- お知らせ
IMY知財ニュース 2025年6月 AIを利用して作成した商標について
特許庁は令和7年6月13日に行われた産業構造審議会商標制度小委員会において、人工知能(AI)を利用して作成した「商標」の登録を現行制度で認める方針を正式に確認しました。
この決定により、AIツールを活用して商標デザインを創作し、出願人を企業や個人とすることで、従来と同様の手続きで商標登録を受けることが可能となります。
特に注目すべき点は、他人の既存の登録商標をAIの学習データとして使用することについても法律上問題ないとの判断が示されたことです。
商標法は、創作物を保護するのではなく、文字や図形などの選択物を保護するため、この判断は当然であるように思います。
ただし、AIを利用して作成した「商標」は、既存商標に類似している可能性がありますので、出願前調査がより重要になります。
商標分野でのAI利用が明確化される一方、特許や意匠の分野でもAI技術の活用が急速に進展しています。
特許分野では、AIの発明該当性、発明者などについて国際的な議論が続いています。
現在、日本を含む多くの国では「自然人」のみが発明者となれるため、AI単独による発明の特許取得は困難とされています。

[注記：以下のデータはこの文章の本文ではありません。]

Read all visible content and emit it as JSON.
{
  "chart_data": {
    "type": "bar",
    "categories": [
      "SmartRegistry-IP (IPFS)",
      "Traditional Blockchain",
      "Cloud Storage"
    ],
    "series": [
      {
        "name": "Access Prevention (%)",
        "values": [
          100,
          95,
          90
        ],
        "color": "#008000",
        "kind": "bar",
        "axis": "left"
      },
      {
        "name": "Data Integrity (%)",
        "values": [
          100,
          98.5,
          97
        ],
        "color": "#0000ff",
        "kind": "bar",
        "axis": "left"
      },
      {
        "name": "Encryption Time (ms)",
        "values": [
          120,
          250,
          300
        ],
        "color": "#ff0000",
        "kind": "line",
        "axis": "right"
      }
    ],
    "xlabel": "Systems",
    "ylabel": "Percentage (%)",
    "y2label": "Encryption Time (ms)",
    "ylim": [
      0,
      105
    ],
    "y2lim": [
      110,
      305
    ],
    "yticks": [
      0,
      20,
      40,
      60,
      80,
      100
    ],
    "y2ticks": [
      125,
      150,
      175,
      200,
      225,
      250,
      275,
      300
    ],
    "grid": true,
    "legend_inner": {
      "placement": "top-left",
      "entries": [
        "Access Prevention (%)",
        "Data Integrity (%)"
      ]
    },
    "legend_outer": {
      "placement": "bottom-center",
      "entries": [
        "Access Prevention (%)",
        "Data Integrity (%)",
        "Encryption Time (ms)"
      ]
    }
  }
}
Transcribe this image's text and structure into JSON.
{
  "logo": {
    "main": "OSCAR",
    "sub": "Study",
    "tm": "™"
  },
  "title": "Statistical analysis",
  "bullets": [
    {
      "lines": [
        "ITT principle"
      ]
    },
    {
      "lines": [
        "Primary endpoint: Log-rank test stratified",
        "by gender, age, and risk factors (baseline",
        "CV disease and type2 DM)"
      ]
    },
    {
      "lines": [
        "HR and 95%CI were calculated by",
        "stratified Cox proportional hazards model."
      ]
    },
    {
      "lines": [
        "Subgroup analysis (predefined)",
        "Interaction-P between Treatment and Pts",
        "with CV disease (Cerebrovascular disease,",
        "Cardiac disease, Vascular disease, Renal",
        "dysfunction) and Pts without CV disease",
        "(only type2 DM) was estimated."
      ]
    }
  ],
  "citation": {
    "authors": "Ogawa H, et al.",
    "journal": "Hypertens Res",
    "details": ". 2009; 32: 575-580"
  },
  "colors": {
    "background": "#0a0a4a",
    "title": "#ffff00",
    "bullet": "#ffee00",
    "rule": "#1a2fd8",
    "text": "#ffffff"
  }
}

特に、人口知能ダバス(DABUS)事件の控訴審判決(令和6年(行コ)第10006号)では、特許を受けることができる発明は、自然人が発明者であるものに限られると解するのが相当と判断しました。
特許法では、発明者が自然人であることを大前提としている以上当然の判断であり、AI発明の問題に関しては、地裁および知財高裁ともに、立法化のための議論が重要であると判断しています。
上記の議論に関して、令和7年4月22日に行われた特許制度小委員会で早期に考え方を整理する方針が確認されました。
意匠分野においても、AIが生成したデザインの意匠該当性や創作者などについて議論されており、令和7年5月22日に行われた意匠制度小委員会で早期に考え方を整理する方針が確認されました。
このように、知財制度は技術の進化とともに変化し続けています。
今後の最新の動向に注意が必要です。